Tuesday, September 01, 2015

Who is really at sea, the character or the reader?

kw: book reviews, fiction, novels, animals, shipwrecks, mysticism

A friend gave me a paperback copy of Life of Pi by Yann Martel. This may be the most difficult book to review that I've encountered. It is described by the author in his introduction as a story to "make you believe in God." I would say, for anyone who thinks belief in God is a possible thing, it will make that possibility inevitable, and for anyone who thinks belief in God is either impossible or wrong, it will confirm that impossibility.

Near the end of the Revelation given to John, the last book in the New Testament, the angel's final words to John are:
Do not seal up the words of the prophecy of this scroll, because the time is near. Let the one who does wrong continue to do wrong; let the vile person continue to be vile; let the one who does right continue to do right; and let the holy person continue to be holy. (Rev 22:10b-11, NIV)
Earlier in the vision another angel had said, "There will be no more delay" (10:6), which the King James Version renders, "There will be time no longer." Together these passages show that once the end times truly arrive, it is too late to repent. Of course, the vile and the wrongdoers believe in neither end times nor in repentance.

Young Pi, the nickname for Piscine (French for swimming pool), leaves nothing to chance. Having an open heart and a keen desire to know God, he has accepted and diligently practices Christianity, Islam, and Hinduism. During the major section of the book, which tells the story of his nine months at sea in a lifeboat in the company of a tiger, Pi credits his triple faith for his survival.
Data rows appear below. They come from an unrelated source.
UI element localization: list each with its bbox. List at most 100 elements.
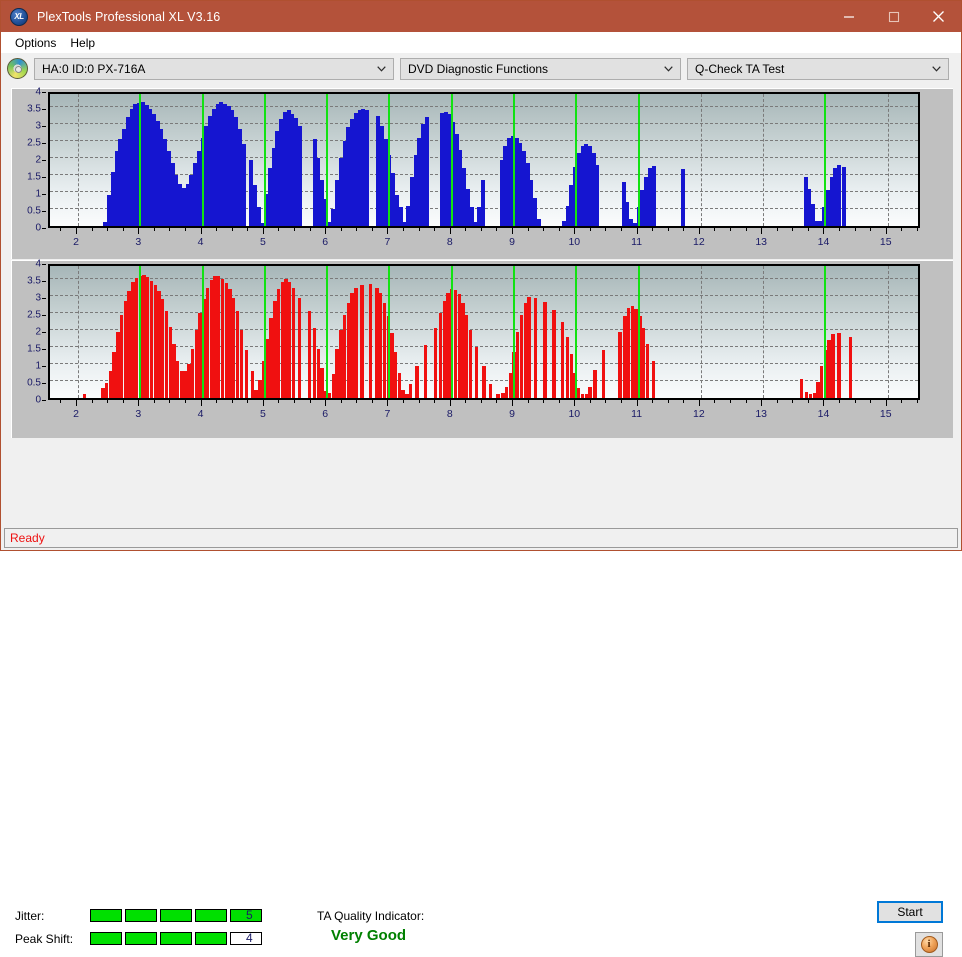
chart-bar [360, 285, 364, 398]
jitter-value: 5 [246, 908, 253, 922]
drive-select[interactable]: HA:0 ID:0 PX-716A [34, 57, 394, 80]
ta-quality-value: Very Good [331, 927, 407, 944]
maximize-button[interactable] [871, 1, 916, 32]
x-axis-tick [247, 228, 249, 231]
y-axis-tick [42, 211, 46, 212]
x-axis-tick [60, 228, 62, 231]
y-axis-tick [42, 332, 46, 333]
menu-item-options[interactable]: Options [8, 34, 63, 52]
x-axis-tick [652, 400, 654, 403]
y-axis-tick-label: 2 [35, 154, 41, 166]
x-axis-tick [480, 228, 482, 231]
y-axis-tick [42, 126, 46, 127]
x-axis-tick [776, 400, 778, 403]
x-axis-tick [262, 228, 264, 234]
x-axis-tick [138, 228, 140, 234]
x-axis-tick-label: 10 [568, 236, 581, 248]
x-axis-tick [512, 228, 514, 234]
x-axis-tick [807, 400, 809, 403]
x-axis-tick [185, 228, 187, 231]
chart-bar [837, 333, 841, 398]
x-axis-tick [200, 400, 202, 406]
chart-bar [480, 180, 485, 226]
x-axis-tick [153, 228, 155, 231]
x-axis-tick [403, 228, 405, 231]
menu-item-help[interactable]: Help [63, 34, 102, 52]
chart-bar [433, 328, 438, 398]
y-axis-tick [42, 143, 46, 144]
x-axis-tick [91, 228, 93, 231]
footer: Jitter: 5 Peak Shift: 4 TA Quality Indic… [1, 439, 961, 957]
drive-select-value: HA:0 ID:0 PX-716A [42, 61, 146, 76]
x-axis-tick [683, 400, 685, 403]
x-axis-tick [325, 400, 327, 406]
start-button-label: Start [897, 905, 923, 919]
gridline-horizontal [50, 278, 918, 279]
x-axis-tick-label: 5 [259, 408, 266, 420]
x-axis-tick [667, 400, 669, 403]
x-axis-tick-label: 12 [693, 236, 705, 248]
minimize-button[interactable] [826, 1, 871, 32]
close-button[interactable] [916, 1, 961, 32]
x-axis-tick [636, 400, 638, 406]
charts-container: 0 0.5 1 1.5 2 2.5 3 3.5 4 2 3 4 5 6 7 8 9 10 11 12 13 14 15 0… [1, 84, 961, 439]
gridline-horizontal [50, 106, 918, 107]
test-select-value: Q-Check TA Test [695, 61, 785, 76]
x-axis-tick-label: 14 [817, 408, 830, 420]
meter-segment [90, 909, 122, 922]
x-axis-tick [294, 400, 296, 403]
x-axis-tick-label: 4 [197, 408, 204, 420]
chart-bar [244, 350, 248, 398]
x-axis-tick [698, 400, 700, 406]
y-axis-tick-label: 2.5 [27, 137, 41, 149]
x-axis-tick [480, 400, 482, 403]
function-select-value: DVD Diagnostic Functions [408, 61, 549, 76]
meter-segment [195, 932, 227, 945]
x-axis-tick [823, 228, 825, 234]
test-select[interactable]: Q-Check TA Test [687, 57, 949, 80]
meter-segment [195, 909, 227, 922]
x-axis-tick [730, 228, 732, 231]
x-axis-tick [543, 228, 545, 231]
minimize-icon [843, 15, 854, 18]
gridline-vertical [887, 94, 889, 226]
x-axis-tick [216, 400, 218, 403]
maximize-icon [888, 11, 899, 22]
sector-marker [263, 94, 266, 226]
jitter-chart-x-axis: 2 3 4 5 6 7 8 9 10 11 12 13 14 15 [48, 228, 920, 256]
y-axis-tick [42, 194, 46, 195]
x-axis-tick [76, 400, 78, 406]
chevron-down-icon [377, 65, 386, 72]
sector-marker [637, 94, 640, 226]
x-axis-tick-label: 10 [568, 408, 581, 420]
function-select[interactable]: DVD Diagnostic Functions [400, 57, 681, 80]
x-axis-tick [185, 400, 187, 403]
window-controls [826, 1, 961, 32]
window-title: PlexTools Professional XL V3.16 [37, 9, 221, 24]
x-axis-tick [714, 228, 716, 231]
y-axis-tick-label: 1.5 [27, 343, 41, 355]
x-axis-tick [247, 400, 249, 403]
chart-bar [468, 330, 473, 398]
gridline-horizontal [50, 346, 918, 347]
x-axis-tick [278, 228, 280, 231]
y-axis-tick-label: 0.5 [27, 377, 41, 389]
jitter-plot-wrap [48, 92, 920, 228]
x-axis-tick [714, 400, 716, 403]
ta-quality-label: TA Quality Indicator: [317, 909, 425, 923]
sector-marker [139, 94, 142, 226]
sector-marker [575, 94, 578, 226]
info-button[interactable]: i [915, 932, 943, 957]
sector-marker [201, 94, 204, 226]
x-axis-tick [870, 400, 872, 403]
y-axis-tick-label: 1.5 [27, 171, 41, 183]
start-button[interactable]: Start [877, 901, 943, 923]
y-axis-tick-label: 0 [35, 222, 41, 234]
x-axis-tick-label: 14 [817, 236, 830, 248]
meter-segment [125, 932, 157, 945]
x-axis-tick [854, 400, 856, 403]
chart-bar [291, 287, 296, 398]
x-axis-tick [122, 400, 124, 403]
x-axis-tick [387, 228, 389, 234]
x-axis-tick [169, 400, 171, 403]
The core idea of the story is ambiguity, even irrationality. But "irrational" has two meanings. As a schoolboy, Piscine Molitor Patel, tired of hearing his name mispronounced as "pissing", begins a new school year by insisting that he is to be called Pi, writing on the blackboard of every classroom, "Pi ≈ 3.14". Pi (shown in formulas as π) is the most irrational of the so-called irrational numbers; they are those quantities that cannot be expressed as a ratio of integers. In fact, π is the leading member of a special class of irrational numbers called "transcendental numbers", because they are not the result of any simple operations but themselves form the basis for operations: they are sources, not productions. They transcend algebra.

The first number proven to be irrational is the square root of 2, shown as √2. It is the first member of the other class of irrational numbers, the algebraic numbers. Algebraic and Transcendental: these are the two kinds of irrational numbers. And the other meaning of "irrational"? A sort of synonym, even an evil twin, of "illogical".
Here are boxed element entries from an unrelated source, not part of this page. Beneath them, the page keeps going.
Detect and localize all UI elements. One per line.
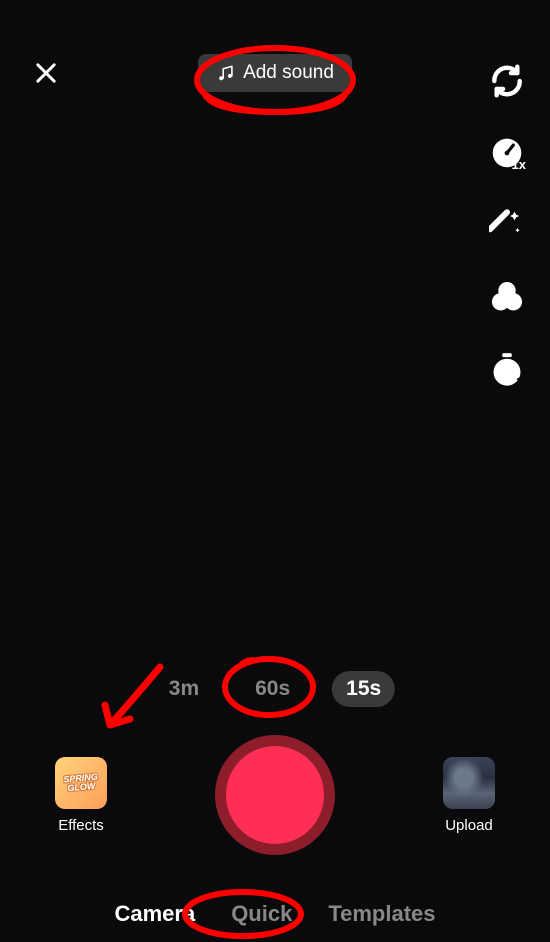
timer-label: 3 [516,374,524,390]
upload-thumbnail [443,757,495,809]
timer-button[interactable]: 3 [486,348,528,390]
speed-label: 1x [512,157,526,172]
mode-camera[interactable]: Camera [114,901,195,927]
add-sound-button[interactable]: Add sound [198,54,352,92]
magic-wand-icon [489,207,525,243]
effects-label: Effects [58,817,104,834]
flip-icon [488,62,526,100]
upload-button[interactable]: Upload [443,757,495,834]
music-icon [216,64,235,83]
effects-button[interactable]: SPRING GLOW Effects [55,757,107,834]
speed-button[interactable]: 1x [486,132,528,174]
mode-templates[interactable]: Templates [328,901,435,927]
effects-thumbnail-text: SPRING GLOW [55,771,107,793]
duration-60s[interactable]: 60s [241,671,304,707]
filters-icon [488,278,526,316]
duration-selector: 3m 60s 15s [155,671,395,707]
add-sound-label: Add sound [243,62,334,84]
upload-label: Upload [445,817,493,834]
duration-3m[interactable]: 3m [155,671,213,707]
close-icon [32,59,60,87]
effects-thumbnail: SPRING GLOW [55,757,107,809]
flip-camera-button[interactable] [486,60,528,102]
mode-quick[interactable]: Quick [231,901,292,927]
close-button[interactable] [28,55,64,91]
record-button[interactable] [215,735,335,855]
record-button-inner [226,746,324,844]
filters-button[interactable] [486,276,528,318]
duration-15s[interactable]: 15s [332,671,395,707]
beauty-button[interactable] [486,204,528,246]
mode-tabs: Camera Quick Templates [0,901,550,927]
The transcendental numbers intrigue me. Though few are known, they seem to outnumber all other kinds of numbers. And so I recall Isaiah 45:15, "You are a God who has been hiding Himself." As metaphors, they are even more fascinating, because "transcendental" is a kind of good-angel twin of "divine". If in reading Life of Pi we believe his story throughout (at least, prior to the second half of Chapter 99), he becomes a kind of god to us. Or, at least, an avatar leading us to God. Mr. Pi Patel becomes transcendental. If, instead, we believe the second half of that chapter, seemingly fabricated on the spot to satisfy overly-rational shipping-disaster investigators, we fall from heaven to earth.

Perhaps this story cannot make absolutely everyone believe in God. But it makes a reader clear that the choice of heaven or hell is ours to make, and we will surely attain our choice.